In this case, we're given the diameter of the track, which is 1 km. The radius, which is half of the diameter, would be:
r = 1 km / 2 = 0.5 km
Now we need to convert the units to be consistent. Since the velocity of the race car is given in km/h, we should convert it to m/s:
90 km/h * (1000 m / 1 km) * (1 h / 3600 s) = 25 m/s (rounded to the nearest whole number)

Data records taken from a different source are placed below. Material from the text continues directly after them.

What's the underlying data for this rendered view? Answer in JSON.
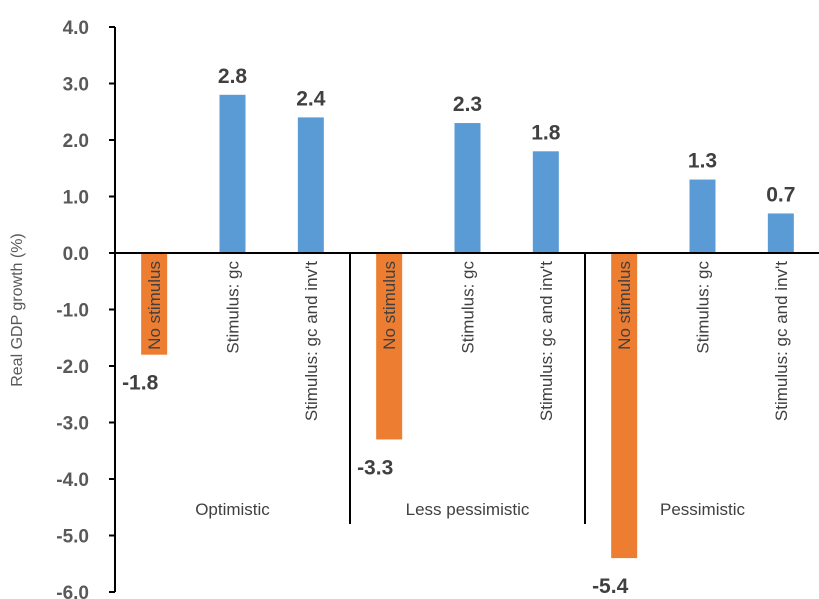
{
  "chart_data": {
    "type": "bar",
    "ylabel": "Real GDP growth (%)",
    "ylim": [
      -6.0,
      4.0
    ],
    "yticks": [
      4.0,
      3.0,
      2.0,
      1.0,
      0.0,
      -1.0,
      -2.0,
      -3.0,
      -4.0,
      -5.0,
      -6.0
    ],
    "ytick_labels": [
      "4.0",
      "3.0",
      "2.0",
      "1.0",
      "0.0",
      "-1.0",
      "-2.0",
      "-3.0",
      "-4.0",
      "-5.0",
      "-6.0"
    ],
    "grid": false,
    "legend": "none",
    "colors": {
      "no_stimulus": "#ED7D31",
      "stimulus": "#5B9BD5"
    },
    "groups": [
      {
        "name": "Optimistic",
        "bars": [
          {
            "category": "No stimulus",
            "value": -1.8,
            "label": "-1.8",
            "color_key": "no_stimulus"
          },
          {
            "category": "Stimulus: gc",
            "value": 2.8,
            "label": "2.8",
            "color_key": "stimulus"
          },
          {
            "category": "Stimulus: gc and inv't",
            "value": 2.4,
            "label": "2.4",
            "color_key": "stimulus"
          }
        ]
      },
      {
        "name": "Less pessimistic",
        "bars": [
          {
            "category": "No stimulus",
            "value": -3.3,
            "label": "-3.3",
            "color_key": "no_stimulus"
          },
          {
            "category": "Stimulus: gc",
            "value": 2.3,
            "label": "2.3",
            "color_key": "stimulus"
          },
          {
            "category": "Stimulus: gc and inv't",
            "value": 1.8,
            "label": "1.8",
            "color_key": "stimulus"
          }
        ]
      },
      {
        "name": "Pessimistic",
        "bars": [
          {
            "category": "No stimulus",
            "value": -5.4,
            "label": "-5.4",
            "color_key": "no_stimulus"
          },
          {
            "category": "Stimulus: gc",
            "value": 1.3,
            "label": "1.3",
            "color_key": "stimulus"
          },
          {
            "category": "Stimulus: gc and inv't",
            "value": 0.7,
            "label": "0.7",
            "color_key": "stimulus"
          }
        ]
      }
    ]
  }
}
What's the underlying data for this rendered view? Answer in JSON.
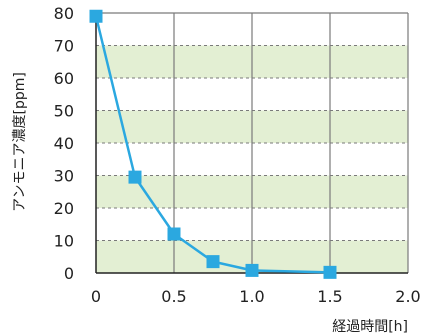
{
  "chart_data": {
    "type": "line",
    "title": "",
    "xlabel": "経過時間[h]",
    "ylabel": "アンモニア濃度[ppm]",
    "xlim": [
      0,
      2.0
    ],
    "ylim": [
      0,
      80
    ],
    "x_ticks": [
      "0",
      "0.5",
      "1.0",
      "1.5",
      "2.0"
    ],
    "y_ticks": [
      "0",
      "10",
      "20",
      "30",
      "40",
      "50",
      "60",
      "70",
      "80"
    ],
    "grid": true,
    "legend": "none",
    "series": [
      {
        "x": [
          0,
          0.25,
          0.5,
          0.75,
          1.0,
          1.5
        ],
        "y": [
          79,
          29.5,
          12,
          3.5,
          0.8,
          0.2
        ],
        "marker": "square",
        "color": "#2ba8e0"
      }
    ],
    "colors": {
      "band": "#e3efd3",
      "grid": "#7a7a7a",
      "axis": "#222222",
      "line": "#2ba8e0"
    }
  }
}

Now we can substitute the values into the formula:
Ac = (25 m/s)^2 / 0.5 km
We need to convert the radius to meters to match the velocity units:
0.5 km * (1000 m / 1 km) = 500 m
Now we can proceed with the calculation:
Ac = (25 m/s)^2 / 500 m
Ac = 625 m^2/s^2 / 500 m
Ac = 1.25 m/s^2
Therefore, the centripetal acceleration of the race car is approximately 1.25 m/s^2.